The International Energy Agency (IEA) says the need for cheap electricity in Southeast Asia will drive global demand for coal for power generation through 2040, even as many countries continue to retire coal-fired plants and cancel projects for new coal facilities.
IEA, which is set to release its World Energy Outlook 2017 on November 14, this week said India and Southeast Asia will account for the majority of the use of coal in the coming years, as those areas’ economies continue to grow and demand for electricity rises.
“Coal maintains a strong foothold in [Southeast Asia’s] projected consumption, not only because it is markedly cheaper than natural gas, but also because coal projects are in many cases easier to pursue as they do not require the capital-intensive infrastructure associated with gas,” the IEA said in a report in advance of the release of the November outlook.
The agency said about 100 GW of new coal-fired power generation capacity is expected to come online in Southeast Asia by 2040, increasing the region’s installed capacity to about 160 GW. The IEA said 40% of the new capacity will be built in Indonesia. The group said Vietnam, the second-largest consumer of coal in Southeast Asia behind Indonesia, will become the region’s largest importer of coal by 2040.
A report this week by Wood Mackenzie, a UK-based research and consulting firm with offices worldwide, including five in the U.S., said thermal coal imports by Southeast Asia will more than double to 226 million metric tons by 2035, up from 85 million metric tons today. The group said imports into Pakistan, Bangladesh, India, and other parts of South Asia will jump to 284 million metric tons during that period, a 72% increase from this year’s levels.
At the same time, Chinese imports of coal—China in 2016 again became the world’s top importer of coal, overtaking India—will drop about 40% over the next two decades as the country ramps up its use of other energy sources, including wind and particularly solar, where it dominates the world market in terms of installed solar capacity and the production of solar panels.
China this year has canceled plans for more than 100 new coal plants, although Chinese companies are either building or planning to build more than 700 new coal plants worldwide, according to Urgewald, a German environmental group. Urgewald in July said more than 1,600 coal-fired power plants were either under construction or being planned in 62 countries, a number that would increase global coal-fired generation capacity by 43% over today’s levels.
Kiah Wei Giam, a principal analyst for coal and gas markets at Wood Mackenzie, this week at the Singapore International Energy Week said: “Coal is still the most affordable technology in power generation,” despite “pushback in coal development” due to concerns about pollution. Giam said coal demand will remain high at least until renewable energy sources and energy storage solutions become more economically competitive.
U.S. demand for coal has been pressured by low natural gas prices, along with emissions regulations. Low demand has led to the retirement of more than 260 coal plants nationwide since 2010, according to the Sierra Club, with coal generation capacity being replaced by production from natural gas-fired power plants and renewables sources such as wind and solar.
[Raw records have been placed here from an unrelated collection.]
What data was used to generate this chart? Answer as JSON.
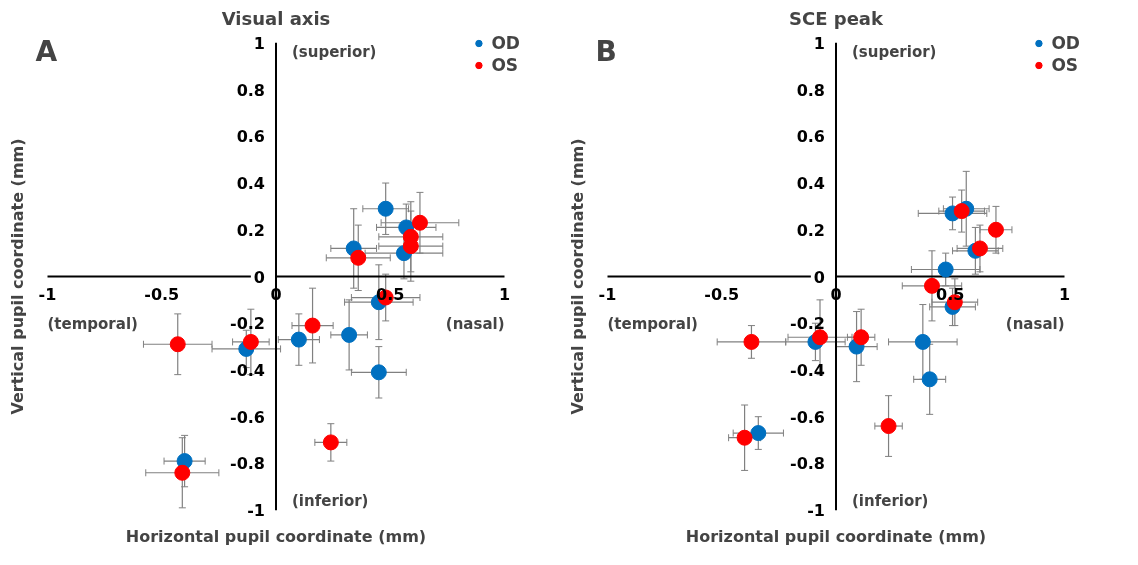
{
  "chart_data": [
    {
      "type": "scatter",
      "title": "Visual axis",
      "xlabel": "Horizontal pupil coordinate (mm)",
      "ylabel": "Vertical pupil coordinate (mm)",
      "annotations": [
        "A",
        "(superior)",
        "(inferior)",
        "(temporal)",
        "(nasal)"
      ],
      "xlim": [
        -1,
        1
      ],
      "ylim": [
        -1,
        1
      ],
      "xticks": [
        -1,
        -0.5,
        0,
        0.5,
        1
      ],
      "yticks": [
        -1,
        -0.8,
        -0.6,
        -0.4,
        -0.2,
        0,
        0.2,
        0.4,
        0.6,
        0.8,
        1
      ],
      "grid": false,
      "legend": "top right",
      "marker": "circle",
      "series": [
        {
          "name": "OD",
          "color": "#0070c0",
          "x": [
            0.48,
            0.57,
            0.34,
            0.56,
            0.45,
            0.1,
            0.32,
            0.45,
            -0.13,
            -0.4
          ],
          "values": [
            0.29,
            0.21,
            0.12,
            0.1,
            -0.11,
            -0.27,
            -0.25,
            -0.41,
            -0.31,
            -0.79
          ],
          "xerrors": [
            0.1,
            0.13,
            0.1,
            0.17,
            0.15,
            0.09,
            0.08,
            0.12,
            0.15,
            0.09
          ],
          "errors": [
            0.11,
            0.1,
            0.17,
            0.11,
            0.16,
            0.11,
            0.15,
            0.11,
            0.08,
            0.11
          ]
        },
        {
          "name": "OS",
          "color": "#ff0000",
          "x": [
            0.63,
            0.59,
            0.59,
            0.36,
            0.48,
            0.16,
            -0.11,
            -0.43,
            0.24,
            -0.41
          ],
          "values": [
            0.23,
            0.17,
            0.13,
            0.08,
            -0.09,
            -0.21,
            -0.28,
            -0.29,
            -0.71,
            -0.84
          ],
          "xerrors": [
            0.17,
            0.14,
            0.14,
            0.14,
            0.15,
            0.09,
            0.08,
            0.15,
            0.07,
            0.16
          ],
          "errors": [
            0.13,
            0.15,
            0.15,
            0.14,
            0.1,
            0.16,
            0.14,
            0.13,
            0.08,
            0.15
          ]
        }
      ]
    },
    {
      "type": "scatter",
      "title": "SCE peak",
      "xlabel": "Horizontal pupil coordinate (mm)",
      "ylabel": "Vertical pupil coordinate (mm)",
      "annotations": [
        "B",
        "(superior)",
        "(inferior)",
        "(temporal)",
        "(nasal)"
      ],
      "xlim": [
        -1,
        1
      ],
      "ylim": [
        -1,
        1
      ],
      "xticks": [
        -1,
        -0.5,
        0,
        0.5,
        1
      ],
      "yticks": [
        -1,
        -0.8,
        -0.6,
        -0.4,
        -0.2,
        0,
        0.2,
        0.4,
        0.6,
        0.8,
        1
      ],
      "grid": false,
      "legend": "top right",
      "marker": "circle",
      "series": [
        {
          "name": "OD",
          "color": "#0070c0",
          "x": [
            0.51,
            0.57,
            0.61,
            0.48,
            0.51,
            0.38,
            0.41,
            0.09,
            -0.09,
            -0.34
          ],
          "values": [
            0.27,
            0.29,
            0.11,
            0.03,
            -0.13,
            -0.28,
            -0.44,
            -0.3,
            -0.28,
            -0.67
          ],
          "xerrors": [
            0.15,
            0.1,
            0.1,
            0.15,
            0.1,
            0.15,
            0.07,
            0.09,
            0.13,
            0.11
          ],
          "errors": [
            0.07,
            0.16,
            0.1,
            0.07,
            0.08,
            0.16,
            0.15,
            0.15,
            0.08,
            0.07
          ]
        },
        {
          "name": "OS",
          "color": "#ff0000",
          "x": [
            0.55,
            0.63,
            0.7,
            0.42,
            0.52,
            0.11,
            -0.07,
            -0.37,
            0.23,
            -0.4
          ],
          "values": [
            0.28,
            0.12,
            0.2,
            -0.04,
            -0.11,
            -0.26,
            -0.26,
            -0.28,
            -0.64,
            -0.69
          ],
          "xerrors": [
            0.1,
            0.1,
            0.07,
            0.13,
            0.1,
            0.06,
            0.14,
            0.15,
            0.06,
            0.07
          ],
          "errors": [
            0.09,
            0.1,
            0.1,
            0.15,
            0.1,
            0.12,
            0.16,
            0.07,
            0.13,
            0.14
          ]
        }
      ]
    }
  ]
}
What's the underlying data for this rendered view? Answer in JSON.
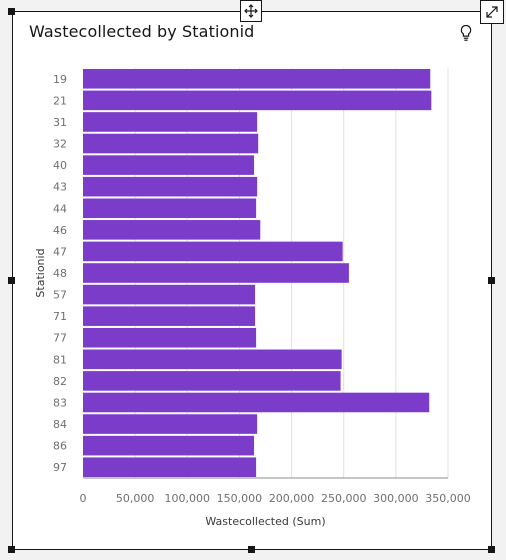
{
  "tile": {
    "title": "Wastecollected by Stationid",
    "icons": {
      "move": "move-arrows-icon",
      "expand": "expand-diagonal-icon",
      "insight": "lightbulb-icon"
    }
  },
  "colors": {
    "bar": "#7c3cca",
    "grid": "#e0e0e0",
    "border": "#161616"
  },
  "chart_data": {
    "type": "bar",
    "orientation": "horizontal",
    "xlabel": "Wastecollected (Sum)",
    "ylabel": "Stationid",
    "xlim": [
      0,
      350000
    ],
    "x_ticks": [
      0,
      50000,
      100000,
      150000,
      200000,
      250000,
      300000,
      350000
    ],
    "x_tick_labels": [
      "0",
      "50,000",
      "100,000",
      "150,000",
      "200,000",
      "250,000",
      "300,000",
      "350,000"
    ],
    "grid": true,
    "categories": [
      "19",
      "21",
      "31",
      "32",
      "40",
      "43",
      "44",
      "46",
      "47",
      "48",
      "57",
      "71",
      "77",
      "81",
      "82",
      "83",
      "84",
      "86",
      "97"
    ],
    "values": [
      333000,
      334000,
      167000,
      168000,
      164000,
      167000,
      166000,
      170000,
      249000,
      255000,
      165000,
      165000,
      166000,
      248000,
      247000,
      332000,
      167000,
      164000,
      166000
    ]
  }
}
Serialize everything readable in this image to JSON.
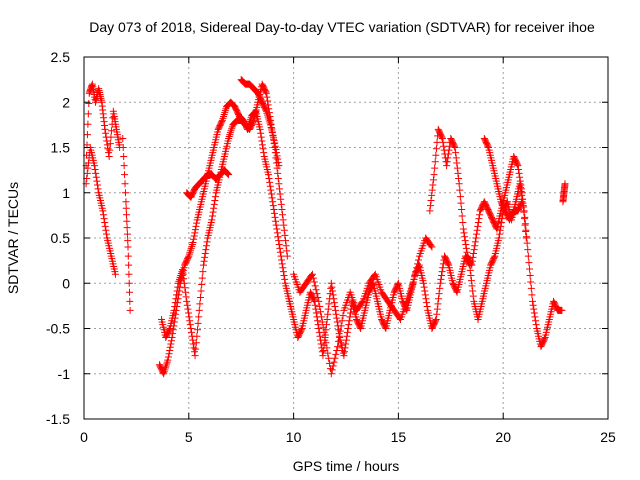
{
  "chart_data": {
    "type": "scatter",
    "title": "Day 073 of 2018, Sidereal Day-to-day VTEC variation (SDTVAR) for receiver ihoe",
    "xlabel": "GPS time / hours",
    "ylabel": "SDTVAR / TECUs",
    "xlim": [
      0,
      25
    ],
    "ylim": [
      -1.5,
      2.5
    ],
    "x_ticks": [
      "0",
      "5",
      "10",
      "15",
      "20",
      "25"
    ],
    "y_ticks": [
      "-1.5",
      "-1",
      "-0.5",
      "0",
      "0.5",
      "1",
      "1.5",
      "2",
      "2.5"
    ],
    "grid": true,
    "marker": "+",
    "marker_color": "#ff0000",
    "series": [
      {
        "name": "SDTVAR",
        "segments": [
          {
            "x": [
              0.1,
              0.25,
              0.4,
              0.55,
              0.7,
              0.85,
              1.0,
              1.2,
              1.4,
              1.55,
              1.7
            ],
            "y": [
              1.3,
              2.1,
              2.2,
              2.0,
              2.15,
              2.0,
              1.7,
              1.4,
              1.9,
              1.7,
              1.5
            ]
          },
          {
            "x": [
              0.1,
              0.3,
              0.5,
              0.7,
              0.9,
              1.1,
              1.3,
              1.5
            ],
            "y": [
              1.1,
              1.5,
              1.3,
              1.0,
              0.8,
              0.5,
              0.3,
              0.1
            ]
          },
          {
            "x": [
              1.85,
              2.0,
              2.1,
              2.2
            ],
            "y": [
              1.6,
              0.9,
              0.4,
              -0.3
            ]
          },
          {
            "x": [
              3.6,
              3.8,
              4.0,
              4.2,
              4.4,
              4.6,
              4.8,
              5.0,
              5.2,
              5.4,
              5.6,
              5.8,
              6.0,
              6.2,
              6.4,
              6.6,
              6.8,
              7.0,
              7.2,
              7.4,
              7.6,
              7.8,
              8.0,
              8.2,
              8.4,
              8.6,
              8.8,
              9.0,
              9.2,
              9.4,
              9.6,
              9.8
            ],
            "y": [
              -0.9,
              -1.0,
              -0.85,
              -0.6,
              -0.3,
              0.0,
              0.2,
              0.3,
              0.45,
              0.7,
              0.9,
              1.1,
              1.3,
              1.5,
              1.7,
              1.8,
              1.95,
              2.0,
              1.95,
              1.85,
              1.8,
              1.7,
              1.85,
              1.9,
              1.7,
              1.4,
              1.2,
              0.9,
              0.6,
              0.3,
              0.0,
              -0.2
            ]
          },
          {
            "x": [
              3.7,
              3.9,
              4.1,
              4.3,
              4.5,
              4.7,
              4.9,
              5.1,
              5.3,
              5.5,
              5.7,
              5.9,
              6.1,
              6.3,
              6.5,
              6.7,
              6.9,
              7.1,
              7.3,
              7.5,
              7.7,
              7.9,
              8.1,
              8.3,
              8.5,
              8.7,
              8.9,
              9.1,
              9.3,
              9.5,
              9.7
            ],
            "y": [
              -0.4,
              -0.6,
              -0.5,
              -0.3,
              0.0,
              0.15,
              -0.2,
              -0.5,
              -0.8,
              -0.3,
              0.2,
              0.5,
              0.7,
              1.0,
              1.2,
              1.4,
              1.6,
              1.75,
              1.8,
              1.8,
              1.75,
              1.7,
              1.8,
              2.0,
              2.2,
              2.1,
              1.8,
              1.5,
              1.1,
              0.7,
              0.3
            ]
          },
          {
            "x": [
              4.9,
              5.1,
              5.3,
              5.5,
              5.7,
              5.9,
              6.1,
              6.3,
              6.5,
              6.7,
              6.9
            ],
            "y": [
              1.0,
              0.95,
              1.05,
              1.1,
              1.15,
              1.2,
              1.2,
              1.15,
              1.2,
              1.25,
              1.2
            ]
          },
          {
            "x": [
              7.5,
              7.7,
              7.9,
              8.1,
              8.3,
              8.5,
              8.7,
              8.9,
              9.1,
              9.3
            ],
            "y": [
              2.25,
              2.2,
              2.2,
              2.15,
              2.1,
              2.0,
              1.9,
              1.75,
              1.55,
              1.3
            ]
          },
          {
            "x": [
              9.8,
              10.0,
              10.2,
              10.4,
              10.6,
              10.8,
              11.0,
              11.2,
              11.4,
              11.6,
              11.8,
              12.0,
              12.2,
              12.4,
              12.6,
              12.8,
              13.0,
              13.2,
              13.4,
              13.6,
              13.8,
              14.0,
              14.2,
              14.4,
              14.6,
              14.8,
              15.0,
              15.2,
              15.4,
              15.6,
              15.8,
              16.0,
              16.2,
              16.4,
              16.6,
              16.8
            ],
            "y": [
              -0.2,
              -0.4,
              -0.6,
              -0.5,
              -0.3,
              -0.1,
              -0.2,
              -0.5,
              -0.8,
              -0.4,
              0.0,
              -0.3,
              -0.6,
              -0.8,
              -0.5,
              -0.2,
              -0.4,
              -0.5,
              -0.3,
              -0.1,
              0.0,
              -0.2,
              -0.4,
              -0.5,
              -0.3,
              -0.1,
              0.0,
              -0.2,
              -0.3,
              -0.1,
              0.1,
              0.2,
              0.0,
              -0.3,
              -0.5,
              -0.4
            ]
          },
          {
            "x": [
              10.0,
              10.3,
              10.6,
              10.9,
              11.2,
              11.5,
              11.8,
              12.1,
              12.4,
              12.7,
              13.0,
              13.3,
              13.6,
              13.9,
              14.2,
              14.5,
              14.8,
              15.1,
              15.4,
              15.7,
              16.0,
              16.3,
              16.6
            ],
            "y": [
              0.1,
              -0.1,
              0.0,
              0.1,
              -0.2,
              -0.6,
              -1.0,
              -0.7,
              -0.3,
              -0.1,
              -0.3,
              -0.2,
              0.0,
              0.1,
              -0.1,
              -0.2,
              -0.3,
              -0.4,
              -0.2,
              0.0,
              0.3,
              0.5,
              0.4
            ]
          },
          {
            "x": [
              16.8,
              17.0,
              17.2,
              17.4,
              17.6,
              17.8,
              18.0,
              18.2,
              18.4,
              18.6,
              18.8,
              19.0,
              19.2,
              19.4,
              19.6,
              19.8,
              20.0,
              20.2,
              20.4,
              20.6,
              20.8,
              21.0,
              21.2,
              21.4,
              21.6,
              21.8,
              22.0,
              22.2,
              22.4,
              22.6,
              22.8
            ],
            "y": [
              -0.4,
              0.0,
              0.3,
              0.2,
              0.0,
              -0.1,
              0.1,
              0.3,
              0.2,
              -0.2,
              -0.4,
              -0.2,
              0.0,
              0.2,
              0.3,
              0.5,
              0.8,
              0.9,
              0.7,
              0.9,
              1.1,
              0.8,
              0.3,
              -0.2,
              -0.5,
              -0.7,
              -0.6,
              -0.4,
              -0.2,
              -0.3,
              -0.3
            ]
          },
          {
            "x": [
              16.5,
              16.7,
              16.9,
              17.1,
              17.3,
              17.5,
              17.7,
              17.9,
              18.1,
              18.3,
              18.5,
              18.7,
              18.9,
              19.1,
              19.3,
              19.5,
              19.7,
              19.9,
              20.1,
              20.3,
              20.5,
              20.7,
              20.9,
              21.1
            ],
            "y": [
              0.8,
              1.2,
              1.7,
              1.6,
              1.3,
              1.6,
              1.5,
              1.1,
              0.6,
              0.3,
              0.2,
              0.5,
              0.8,
              0.9,
              0.8,
              0.7,
              0.6,
              0.8,
              1.0,
              1.2,
              1.4,
              1.3,
              1.0,
              0.5
            ]
          },
          {
            "x": [
              19.1,
              19.3,
              19.5,
              19.7,
              19.9,
              20.1,
              20.3,
              20.5,
              20.7,
              20.9
            ],
            "y": [
              1.6,
              1.5,
              1.3,
              1.1,
              0.9,
              0.8,
              0.7,
              0.8,
              0.8,
              0.9
            ]
          },
          {
            "x": [
              22.85,
              22.9,
              22.95
            ],
            "y": [
              0.9,
              1.0,
              1.1
            ]
          }
        ]
      }
    ]
  }
}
However, coal will remain important in the U.S. power mix—President Donald Trump is an unabashed supporter of coal, and his administration’s policies are being designed to revive the industry—and the U.S. Energy Information Administration (EIA) in its most recent Short-Term Energy Outlook, released October 11, said total utility-scale electricity generation from coal will rise this year and next, while generation from natural gas will fall due to higher natural gas prices, and more generation from coal and renewables. EIA said natural gas will account for 32% of the nation’s electricity production in 2018, with coal at 31%.
Colin Marshall, president and CEO of Colorado-based Cloud Peak Energy, which operates three coal mines in the Powder River Basin in Wyoming and Montana, spoke October 23 about coal’s future at POWER magazine’s Western Power Summit near Denver, Colorado. Marshall noted that despite what he called “thumb on the scale” tactics by the federal government in recent years to promote energy sources other than coal, “Coal is not going away. It still accounts for a third of U.S. power generation and it will continue to be an important resource for years to come.”
The U.S. coal industry also has been buoyed in recent months by increased exports of coal. According to EIA, U.S. coal exports were 62% higher year-over-year through the first seven months of 2017. EIA said that while exports are expected to slow through year-end, it forecasts 2017 exports will be about 24% higher than 2016 levels.